Abstract

The relationship between chronic kidney disease (CKD) and increasing rates of cardiovascular disease and mortality is complex, but is important due to the massive increased risk of cardiovascular events noted in CKD patients. Macrophages have critical roles in kidney and cardiovascular disease. However, since a deeper understanding of macrophage ontogeny and heterogeneity, we wanted to revisit the role of cardiovascular macrophages during CKD.

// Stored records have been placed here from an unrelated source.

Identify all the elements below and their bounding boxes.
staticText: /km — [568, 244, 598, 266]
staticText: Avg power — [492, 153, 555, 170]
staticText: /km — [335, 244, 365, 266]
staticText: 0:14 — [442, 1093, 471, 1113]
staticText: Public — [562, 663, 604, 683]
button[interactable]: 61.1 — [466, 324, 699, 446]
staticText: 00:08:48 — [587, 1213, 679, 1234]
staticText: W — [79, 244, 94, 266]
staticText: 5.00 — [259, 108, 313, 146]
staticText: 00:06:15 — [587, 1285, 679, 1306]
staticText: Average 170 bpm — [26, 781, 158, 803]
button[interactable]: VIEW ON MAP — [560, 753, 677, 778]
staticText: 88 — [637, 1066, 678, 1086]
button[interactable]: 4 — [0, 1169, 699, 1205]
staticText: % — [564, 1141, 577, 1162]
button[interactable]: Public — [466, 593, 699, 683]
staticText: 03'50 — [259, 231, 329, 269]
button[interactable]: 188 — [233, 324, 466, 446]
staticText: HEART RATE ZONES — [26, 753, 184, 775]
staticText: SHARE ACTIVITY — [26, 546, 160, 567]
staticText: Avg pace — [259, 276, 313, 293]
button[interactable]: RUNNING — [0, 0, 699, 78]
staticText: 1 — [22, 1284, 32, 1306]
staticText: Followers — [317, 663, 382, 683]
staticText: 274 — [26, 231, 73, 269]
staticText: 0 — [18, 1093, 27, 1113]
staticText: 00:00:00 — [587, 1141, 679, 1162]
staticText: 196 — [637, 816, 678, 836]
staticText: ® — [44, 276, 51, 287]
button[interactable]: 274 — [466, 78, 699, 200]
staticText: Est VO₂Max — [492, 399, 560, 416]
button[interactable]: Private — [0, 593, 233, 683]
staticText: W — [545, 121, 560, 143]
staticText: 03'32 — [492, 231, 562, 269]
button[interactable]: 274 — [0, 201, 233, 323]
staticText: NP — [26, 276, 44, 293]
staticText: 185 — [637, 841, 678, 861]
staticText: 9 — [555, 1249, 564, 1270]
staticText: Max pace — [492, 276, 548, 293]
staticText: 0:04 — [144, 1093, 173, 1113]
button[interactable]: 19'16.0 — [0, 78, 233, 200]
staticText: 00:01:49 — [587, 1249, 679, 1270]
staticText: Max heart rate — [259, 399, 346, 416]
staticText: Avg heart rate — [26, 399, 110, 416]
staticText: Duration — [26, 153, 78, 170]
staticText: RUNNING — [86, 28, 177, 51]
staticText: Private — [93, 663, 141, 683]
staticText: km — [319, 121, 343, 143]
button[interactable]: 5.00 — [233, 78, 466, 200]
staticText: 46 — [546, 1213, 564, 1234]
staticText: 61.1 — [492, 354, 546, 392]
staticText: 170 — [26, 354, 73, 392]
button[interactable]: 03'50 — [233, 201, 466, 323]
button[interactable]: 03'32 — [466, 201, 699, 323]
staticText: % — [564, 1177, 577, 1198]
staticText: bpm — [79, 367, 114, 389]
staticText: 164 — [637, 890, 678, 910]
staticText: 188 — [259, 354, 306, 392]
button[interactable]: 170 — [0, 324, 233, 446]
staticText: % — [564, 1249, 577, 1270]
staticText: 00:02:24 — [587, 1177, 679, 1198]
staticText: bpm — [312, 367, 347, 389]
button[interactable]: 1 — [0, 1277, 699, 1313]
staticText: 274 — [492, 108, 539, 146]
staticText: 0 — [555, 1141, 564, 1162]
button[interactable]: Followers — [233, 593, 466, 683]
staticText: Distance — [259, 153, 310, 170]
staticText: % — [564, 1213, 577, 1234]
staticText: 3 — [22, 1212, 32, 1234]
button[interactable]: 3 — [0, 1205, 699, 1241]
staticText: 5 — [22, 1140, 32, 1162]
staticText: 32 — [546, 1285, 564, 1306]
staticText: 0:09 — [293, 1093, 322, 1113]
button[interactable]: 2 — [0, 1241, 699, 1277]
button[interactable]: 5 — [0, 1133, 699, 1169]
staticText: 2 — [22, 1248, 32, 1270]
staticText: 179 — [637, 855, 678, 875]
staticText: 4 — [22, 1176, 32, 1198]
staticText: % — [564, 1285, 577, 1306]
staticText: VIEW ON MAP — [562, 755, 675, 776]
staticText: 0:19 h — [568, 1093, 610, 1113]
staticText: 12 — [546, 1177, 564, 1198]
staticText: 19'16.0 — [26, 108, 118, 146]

Using the folate induced nephropathy and 5/6 nephrectomy mouse models of CKD, we have new exciting data showing that during CKD, independent of atherosclerosis, inflammatory macrophages are infiltrating cardiac tissue. Using flow cytometry, RNA profiling, histology and ultrasound, we analysed the phenotype and function of the heart and immune cell infiltrate during CKD.

After 12 weeks of CKD, CD11b^posF480^posCD169^neg monocyte derived macrophages infiltrate heart tissue in large numbers. This is only evident in cardiovascular tissue, with no systemic infiltrate in lungs, spleen, kidney or liver. Interestingly, we also noted an increase in cardiac CD19^pos B-cell and Gr1^pos neutrophil infiltrate over the course of CKD. The cellular infiltrate was associated with an increase in cardiac fibrosis markers and decrease in heart function, as shown by decreased ejection fraction. Measuring specific chemokine expression in heart and plasma identified a unique chemokine axis, which may be regulating macrophage and other immune cell recruitment to heart tissue during CKD. Moreover, we confirmed the ontogeny of these cardiac macrophages through Ly6C^high monocyte lineages using CCR2 deficient mice, which improved cardiac function.

This work uncovers a unique pathway that mediates inflammatory monocyte derived macrophage infiltration in the heart during CKD. More work is now being performed to confirm mechanisms and cardiovascular phenotype in our CKD models. Ultimately these studies may identify new therapeutic targets for CKD patients, to reduce their cardiovascular risk.